100&Change: A Prize Competition?
On December 20, the John D. and Catherine T. MacArthur Foundation announced the first recipient of our 100&Change competition’s $100 million grant: an early childhood intervention for children in the Syrian refugee region co-developed by Sesame Workshop and the International Rescue Committee. The Sesame/IRC project was selected over an initial field of more than 1,900 applicants through a multi-stage process that eventually identified four finalists.
The other three finalists: Catholic Relief Services, HarvestPlus, and Rice 360° Institute for Global Health (Rice University), each received grants of $15 million and a commitment from MacArthur to help identify additional sources of funding. The goal of 100&Change was to make a single grant of $100 million to a single project to solve a problem, tackle a big slice of a problem, or unlock the resources required to solve that problem. This was first time MacArthur undertook this bold initiative and we plan to repeat it every three years.
Although many refer to 100&Change as a prize competition, I have resisted this characterization. For me, the word “prize” brings to mind a classic fairytale in which suitors vie for the hand of a beautiful princess by performing three perilous tasks. For both the winner and the losers, the quest for the princess’ hand (the prize) imposes substantial costs and significant risks (e.g., incineration by dragon’s breath).
With 100&Change, we did not say, “We’ll give you a $100 million when you bring us the dragon’s head.” We said show us the best meaningful, verifiable, feasible and durableplan to kill the dragon and we will give you a $100 million grant to execute it. We also did not say “You must slay a dragon.” 100&Change was open to any problem from any domain. We said, “Find a problem to solve (that will impress the royal family) and tell us how you will solve it.”

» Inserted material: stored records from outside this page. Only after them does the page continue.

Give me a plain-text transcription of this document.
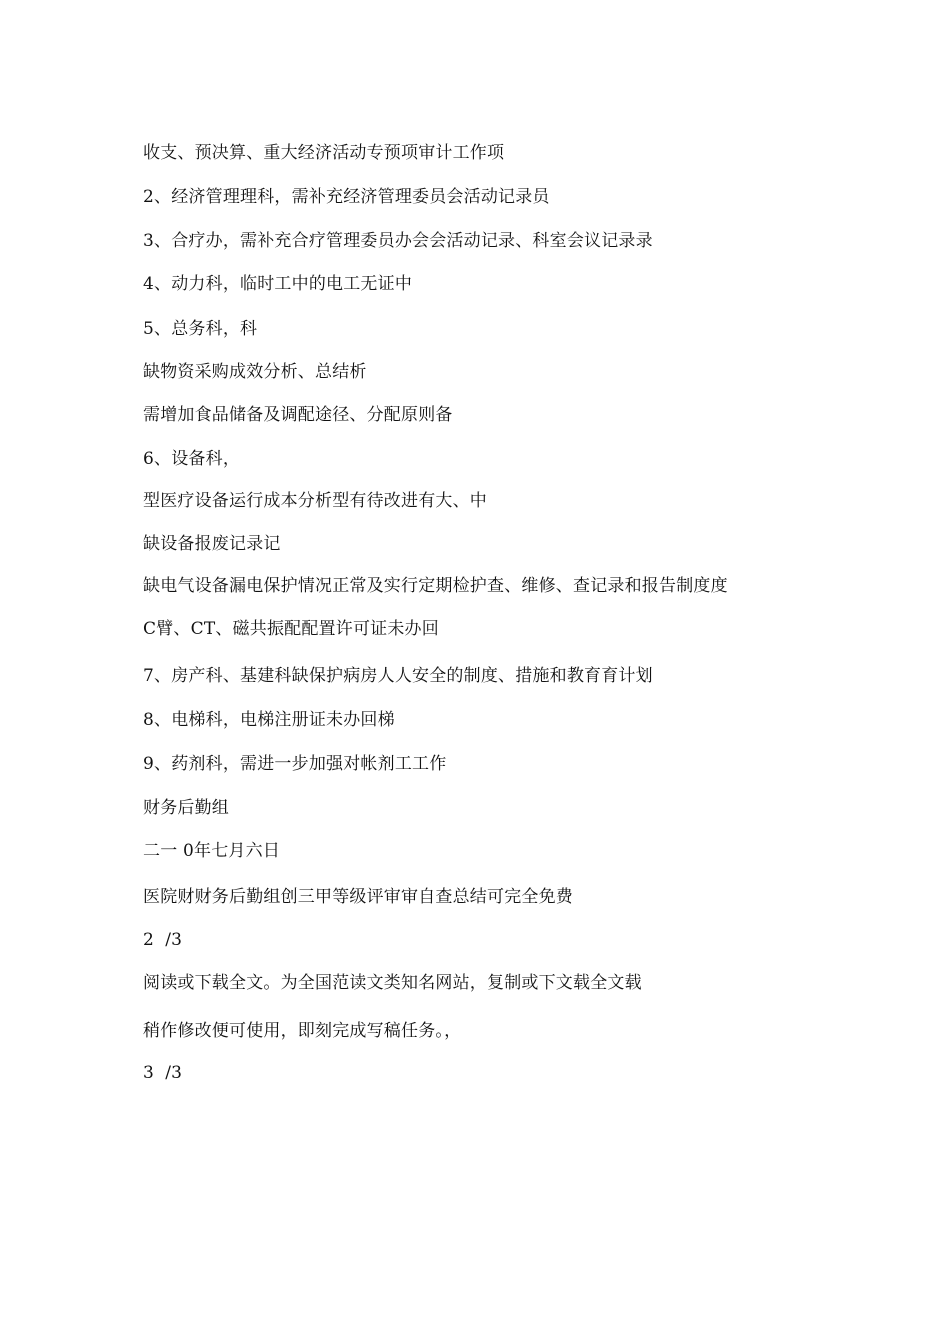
收支、预决算、重大经济活动专预项审计工作项
2、经济管理理科，需补充经济管理委员会活动记录员
3、合疗办，需补充合疗管理委员办会会活动记录、科室会议记录录
4、动力科，临时工中的电工无证中
5、总务科，科
缺物资采购成效分析、总结析
需增加食品储备及调配途径、分配原则备
6、设备科，
型医疗设备运行成本分析型有待改进有大、中
缺设备报废记录记
缺电气设备漏电保护情况正常及实行定期检护查、维修、查记录和报告制度度
C臂、CT、磁共振配配置许可证未办回
7、房产科、基建科缺保护病房人人安全的制度、措施和教育育计划
8、电梯科，电梯注册证未办回梯
9、药剂科，需进一步加强对帐剂工工作
财务后勤组
二一 0年七月六日
医院财财务后勤组创三甲等级评审审自查总结可完全免费
2  /3
阅读或下载全文。为全国范读文类知名网站，复制或下文载全文载
稍作修改便可使用，即刻完成写稿任务。，
3  /3
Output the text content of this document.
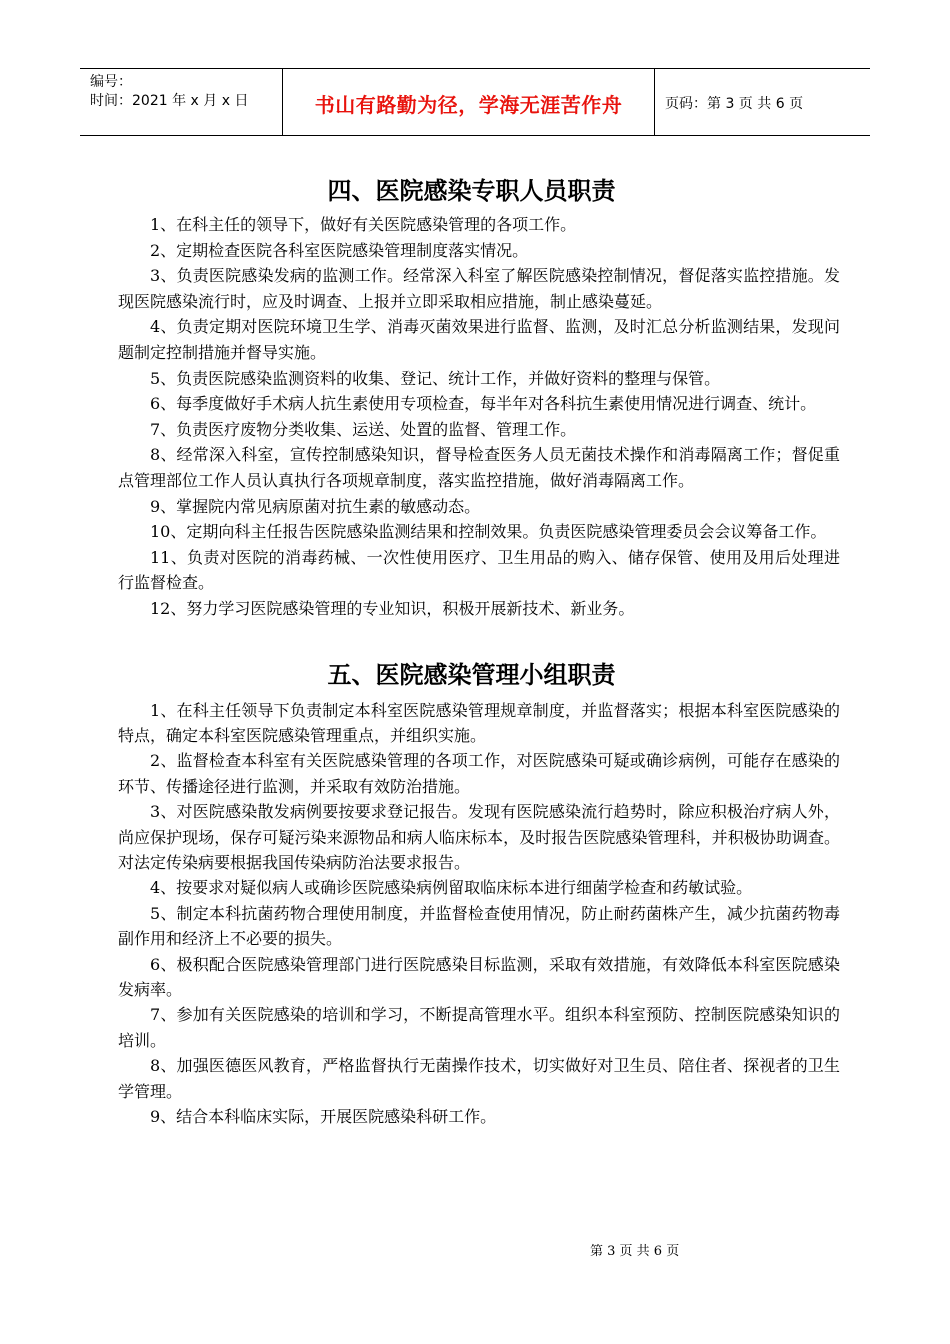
编号：
时间：2021 年 x 月 x 日	书山有路勤为径，学海无涯苦作舟	页码：第 3 页 共 6 页
四、医院感染专职人员职责

1、在科主任的领导下，做好有关医院感染管理的各项工作。

2、定期检查医院各科室医院感染管理制度落实情况。

3、负责医院感染发病的监测工作。经常深入科室了解医院感染控制情况，督促落实监控措施。发现医院感染流行时，应及时调查、上报并立即采取相应措施，制止感染蔓延。

4、负责定期对医院环境卫生学、消毒灭菌效果进行监督、监测，及时汇总分析监测结果，发现问题制定控制措施并督导实施。

5、负责医院感染监测资料的收集、登记、统计工作，并做好资料的整理与保管。

6、每季度做好手术病人抗生素使用专项检查，每半年对各科抗生素使用情况进行调查、统计。

7、负责医疗废物分类收集、运送、处置的监督、管理工作。

8、经常深入科室，宣传控制感染知识，督导检查医务人员无菌技术操作和消毒隔离工作；督促重点管理部位工作人员认真执行各项规章制度，落实监控措施，做好消毒隔离工作。

9、掌握院内常见病原菌对抗生素的敏感动态。

10、定期向科主任报告医院感染监测结果和控制效果。负责医院感染管理委员会会议筹备工作。

11、负责对医院的消毒药械、一次性使用医疗、卫生用品的购入、储存保管、使用及用后处理进行监督检查。

12、努力学习医院感染管理的专业知识，积极开展新技术、新业务。

五、医院感染管理小组职责

1、在科主任领导下负责制定本科室医院感染管理规章制度，并监督落实；根据本科室医院感染的特点，确定本科室医院感染管理重点，并组织实施。

2、监督检查本科室有关医院感染管理的各项工作，对医院感染可疑或确诊病例，可能存在感染的环节、传播途径进行监测，并采取有效防治措施。

3、对医院感染散发病例要按要求登记报告。发现有医院感染流行趋势时，除应积极治疗病人外，尚应保护现场，保存可疑污染来源物品和病人临床标本，及时报告医院感染管理科，并积极协助调查。对法定传染病要根据我国传染病防治法要求报告。

4、按要求对疑似病人或确诊医院感染病例留取临床标本进行细菌学检查和药敏试验。

5、制定本科抗菌药物合理使用制度，并监督检查使用情况，防止耐药菌株产生，减少抗菌药物毒副作用和经济上不必要的损失。

6、极积配合医院感染管理部门进行医院感染目标监测，采取有效措施，有效降低本科室医院感染发病率。

7、参加有关医院感染的培训和学习，不断提高管理水平。组织本科室预防、控制医院感染知识的培训。

8、加强医德医风教育，严格监督执行无菌操作技术，切实做好对卫生员、陪住者、探视者的卫生学管理。

9、结合本科临床实际，开展医院感染科研工作。

第 3 页 共 6 页
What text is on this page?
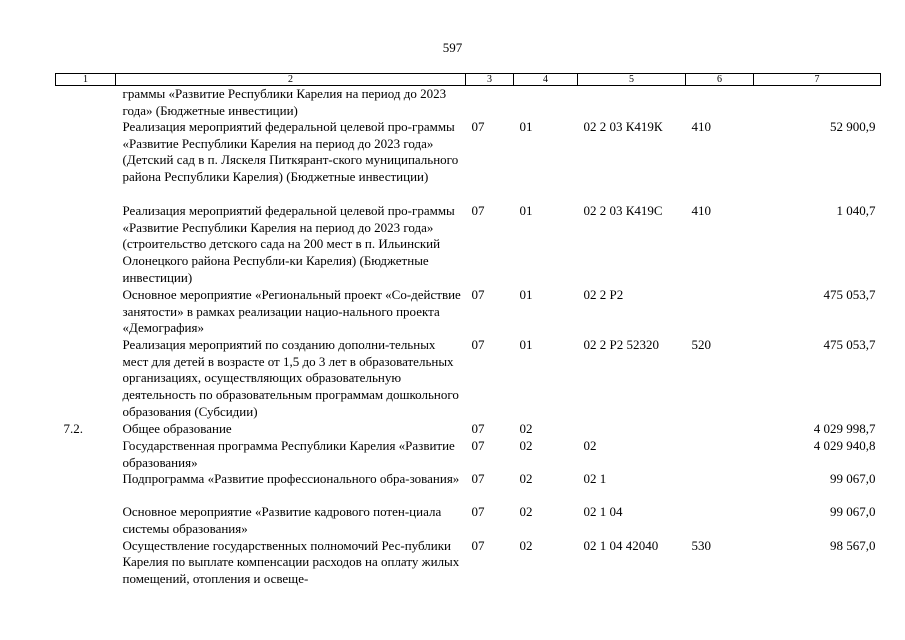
597
1	2	3	4	5	6	7
	граммы «Развитие Республики Карелия на период до 2023 года» (Бюджетные инвестиции)					
	Реализация мероприятий федеральной целевой про-граммы «Развитие Республики Карелия на период до 2023 года» (Детский сад в п. Ляскеля Питкярант-ского муниципального района Республики Карелия) (Бюджетные инвестиции)	07	01	02 2 03 К419К	410	52 900,9
	Реализация мероприятий федеральной целевой про-граммы «Развитие Республики Карелия на период до 2023 года» (строительство детского сада на 200 мест в п. Ильинский Олонецкого района Республи-ки Карелия) (Бюджетные инвестиции)	07	01	02 2 03 К419С	410	1 040,7
	Основное мероприятие «Региональный проект «Со-действие занятости» в рамках реализации нацио-нального проекта «Демография»	07	01	02 2 P2		475 053,7
	Реализация мероприятий по созданию дополни-тельных мест для детей в возрасте от 1,5 до 3 лет в образовательных организациях, осуществляющих образовательную деятельность по образовательным программам дошкольного образования (Субсидии)	07	01	02 2 P2 52320	520	475 053,7
7.2.	Общее образование	07	02			4 029 998,7
	Государственная программа Республики Карелия «Развитие образования»	07	02	02		4 029 940,8
	Подпрограмма «Развитие профессионального обра-зования»	07	02	02 1		99 067,0
	Основное мероприятие «Развитие кадрового потен-циала системы образования»	07	02	02 1 04		99 067,0
	Осуществление государственных полномочий Рес-публики Карелия по выплате компенсации расходов на оплату жилых помещений, отопления и освеще-	07	02	02 1 04 42040	530	98 567,0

Nevertheless, we did ask participants to make a non-trivial investment in writing a grant proposal. In the first round, we asked for evidence, a video, audited financial statements, memoranda of understanding among collaborators, etc. On average, recipients devoted 40 hours to the preparation of the first-round application and eight semi-finalists had to invest additional resources to work with our technical advisors and prepare a full plan for scaling their promising solution. In recognition of this burden, MacArthur’s Board of Directors awarded each semi-finalist a grant of $250,000 in addition to the in-kind services provided by the Foundation.
100&Changealso manipulated change levers associated with prize competitions. McKinsey & Company’s influential report And the Winner Is: Capturing the Promise of Philanthropic Prize associates seven change levers with prize competitions. 100&Change activates all, but one (educating individuals).
- Identifying excellence
We asked an interdisciplinary panel of external evaluators to identify excellence, by scoring proposals using our four criteria: meaningful, verifiable, feasible, and durable, and then foregrounded the top scoring proposalson our website. We also invited others, including Charity Navigatorand The Center for High Impact Philanthropy, to apply their own definitions of excellence to our proposals. - Influence public perception
We wanted 100&Change to foster a belief that solutions are possible and were gratified that media outlets such as Forbes, the BBC, The Business of Philanthropy, and Nonprofit Quarterly helped to magnify that message. - Focusing communities on specific problems
Although 100&Change did not focus on a specific problem—the competition was open to any problem or solution from any domain—it forced communities to confront the challenge of scaling. While we engaged MSI Worldwide to help semi-finalists focus on scaling, in retrospect, we should have provided more guidance and coaching to the larger pool of participants. - Mobilizing new talent
Our “feasibility” criteria biased the competition in favor of teams with demonstrable capacity to absorb and effectively deploy a $100 million grant. Hence, it is not surprising that the finalists were organizations with long track records and over 50 employees. The competition did, however, spark new collaborations and attracted quality proposals from young start-ups like semi-finalist, the Human Diagnosis Project. - Strengthening problem-solving communities
Universities such as Arizona State University and University of Massachusetts, Boston have reported that the competition sparked a campus-wide focus on problems solving. We were less successful in creating a community among applicants across institutions. We hope to see more collaborations if we extend the period from announcement to submission deadline. - Mobilizing capital
Some prize competitions mobilize capital by inducing competitors to raise resources in their quest for the prize. Our goal is to mobilize capital by exposing the many good ideas submitted to 100&Change to other funders. To this end, we worked with the Foundation Center to build the 100&ChangeSolutions Bank. We also hosted the Finalists’ Liveevent to showcase the finalists’ projects to an audience that included other foundations, high-net-worth individuals, donor intermediaries and government funders. We can document over $10 million in financial and in-kind support to 100&Change projects and hope for much more.
In the face of overwhelming evidence, I begrudgingly concede that 100&Change was a prize competition. It was neither a recognition of past achievements like the Nobel Prize, nor a carrot to induce the performance of specific tasks like the X-Prize, but something in-between. Although only one suitor earned the hand of the princess, others may yet win the hands of princesses from neighboring kingdoms and, most importantly, everyone survived the dragon’s breath.